The original cabinet in the powder room was standard builder work. Though made of nice oak, it was just a box that hung on the wall. With the high ceiling, I always felt it should be a taller to draw the eye upwards.
Hubby made a box out of Aspen to mount on top of the existing cabinet. The carved work was recycled from an old vanity harp with very decorative moulding which I had bought years ago ($20), thinking I would make a shelf out of it. The edge of one piece of the molding was damaged so we used molding epoxy to shape the end piece.
The new box was attached to the wall, and molding trimwork used at the top and bottom of the old cabinet to make the unit appear as one.
Since the original cabinet had been stained and coated with a protective finish, it had to be sanded down to a point where all the old stain and varnish was completely broken and ready to receive paint. We goofed by not working hard enough at it and the first coat ended up peeling! DON’T SKIP SANDING AND PREPPING!
Danielle Hirsch (formerly of Color Splash) has a video here about cabinet doors. She recommends cleaning, sanding, (and on the show – not this video) priming with an oil-based as the first coat, covered with latex paint.
If you want a protective cover coat, and used latex paint, use a water-based poly (good) or water based varnish (better) – preferably applied with a paint sprayer.
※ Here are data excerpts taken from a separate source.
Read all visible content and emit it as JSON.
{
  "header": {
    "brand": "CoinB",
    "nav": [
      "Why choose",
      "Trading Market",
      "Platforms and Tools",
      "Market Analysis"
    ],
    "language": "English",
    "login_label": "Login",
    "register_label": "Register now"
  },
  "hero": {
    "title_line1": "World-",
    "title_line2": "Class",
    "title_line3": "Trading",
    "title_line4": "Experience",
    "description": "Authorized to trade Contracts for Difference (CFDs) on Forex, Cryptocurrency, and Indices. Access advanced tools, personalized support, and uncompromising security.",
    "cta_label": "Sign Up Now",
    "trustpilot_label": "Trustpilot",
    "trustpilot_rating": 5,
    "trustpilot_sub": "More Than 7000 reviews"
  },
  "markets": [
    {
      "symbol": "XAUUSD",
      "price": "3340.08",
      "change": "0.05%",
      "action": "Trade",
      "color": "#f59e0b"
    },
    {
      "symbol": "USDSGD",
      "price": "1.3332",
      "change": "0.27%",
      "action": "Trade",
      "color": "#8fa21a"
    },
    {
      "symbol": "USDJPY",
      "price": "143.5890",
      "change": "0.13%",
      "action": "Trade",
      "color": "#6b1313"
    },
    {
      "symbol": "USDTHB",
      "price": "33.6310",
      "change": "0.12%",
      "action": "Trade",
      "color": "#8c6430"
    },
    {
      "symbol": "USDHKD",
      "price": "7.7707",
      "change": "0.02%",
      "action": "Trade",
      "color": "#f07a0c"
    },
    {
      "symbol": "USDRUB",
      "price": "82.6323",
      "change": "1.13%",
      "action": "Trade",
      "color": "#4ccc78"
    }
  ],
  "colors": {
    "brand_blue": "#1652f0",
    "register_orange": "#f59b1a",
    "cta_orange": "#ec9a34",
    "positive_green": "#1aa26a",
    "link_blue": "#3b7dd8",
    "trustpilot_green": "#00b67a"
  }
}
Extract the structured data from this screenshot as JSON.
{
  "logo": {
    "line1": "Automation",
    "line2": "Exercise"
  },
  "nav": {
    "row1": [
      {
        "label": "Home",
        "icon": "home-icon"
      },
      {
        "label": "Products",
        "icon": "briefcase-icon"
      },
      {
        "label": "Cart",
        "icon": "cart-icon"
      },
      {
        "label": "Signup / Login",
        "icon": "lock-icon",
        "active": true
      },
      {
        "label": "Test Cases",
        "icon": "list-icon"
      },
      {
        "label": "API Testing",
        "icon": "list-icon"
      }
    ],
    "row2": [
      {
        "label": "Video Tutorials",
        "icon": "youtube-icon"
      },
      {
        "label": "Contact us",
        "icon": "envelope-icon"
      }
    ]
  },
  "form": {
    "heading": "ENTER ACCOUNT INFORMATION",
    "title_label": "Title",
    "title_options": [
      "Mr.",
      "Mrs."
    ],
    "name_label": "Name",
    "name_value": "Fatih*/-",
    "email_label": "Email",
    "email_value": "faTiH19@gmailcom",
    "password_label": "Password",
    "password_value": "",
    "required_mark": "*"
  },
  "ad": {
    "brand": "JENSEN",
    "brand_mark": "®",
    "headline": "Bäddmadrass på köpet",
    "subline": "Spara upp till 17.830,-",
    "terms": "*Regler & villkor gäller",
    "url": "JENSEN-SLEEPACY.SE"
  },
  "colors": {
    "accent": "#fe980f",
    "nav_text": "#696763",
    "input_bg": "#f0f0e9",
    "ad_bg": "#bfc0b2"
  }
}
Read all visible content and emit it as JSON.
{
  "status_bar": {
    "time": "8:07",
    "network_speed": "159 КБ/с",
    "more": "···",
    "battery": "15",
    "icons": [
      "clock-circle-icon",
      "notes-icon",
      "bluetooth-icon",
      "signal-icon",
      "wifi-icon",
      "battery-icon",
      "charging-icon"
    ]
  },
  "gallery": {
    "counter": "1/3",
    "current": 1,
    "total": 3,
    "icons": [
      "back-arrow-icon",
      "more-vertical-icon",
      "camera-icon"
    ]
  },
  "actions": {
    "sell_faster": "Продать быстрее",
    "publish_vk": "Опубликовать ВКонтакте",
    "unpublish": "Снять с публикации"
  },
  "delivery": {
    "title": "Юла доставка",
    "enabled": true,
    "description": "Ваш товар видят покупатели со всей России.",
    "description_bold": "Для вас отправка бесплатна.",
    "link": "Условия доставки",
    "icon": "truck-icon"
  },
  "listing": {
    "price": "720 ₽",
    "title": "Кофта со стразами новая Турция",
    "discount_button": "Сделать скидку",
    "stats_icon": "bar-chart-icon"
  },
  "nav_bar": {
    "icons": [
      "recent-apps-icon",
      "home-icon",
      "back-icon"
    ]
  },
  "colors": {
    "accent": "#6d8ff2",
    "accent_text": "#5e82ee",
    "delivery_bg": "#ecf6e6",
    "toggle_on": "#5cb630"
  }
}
If you use an oil based over latex it will yellow the overall look. Oil based varnishes and poly’s also will yellow as they have a natural amber tint.
I apply latex paint with a foam roller designed for cabinet applications along with a 2″ inch bristle paint brush (to push into the crevices). I like the foam because it leaves no marks when you make the last pass.
In this case the undercoat color was Valspar Waverly Classics – Gull W38006A. The gray was lighter then I wanted the end product which was deliberate as I knew the glaze would darken it somewhat.
Thickly apply the Valspar’s Antiquing Glaze, a black glaze over an area you can work in about 15 minutes (dilute with their clear glaze for longer working time if you need more then 15 minutes) .
With a clean rag (cut up t-shirt), work the glaze into the crevices with a circular motion. The crevices is where you will want the glaze to remain so you remove the glaze from flat surfaces.
If you have removed too much glaze, just reapply with your paintbrush, working it back into the crevices.
The end wipe should be in the direction of the wood. For example the long sides were an even stroke all the way across; the short sides an even stroke. Match the wood grain with your strokes and lift off at the end so there is no end mark with your rag or brush (similar to dragging).
Once the second door is finished, the two doors are compared to make sure the glaze looks the same on both doors. That’s why it’s best to have one person to do the project, the amount of pressure, amount removed, will be more consistent.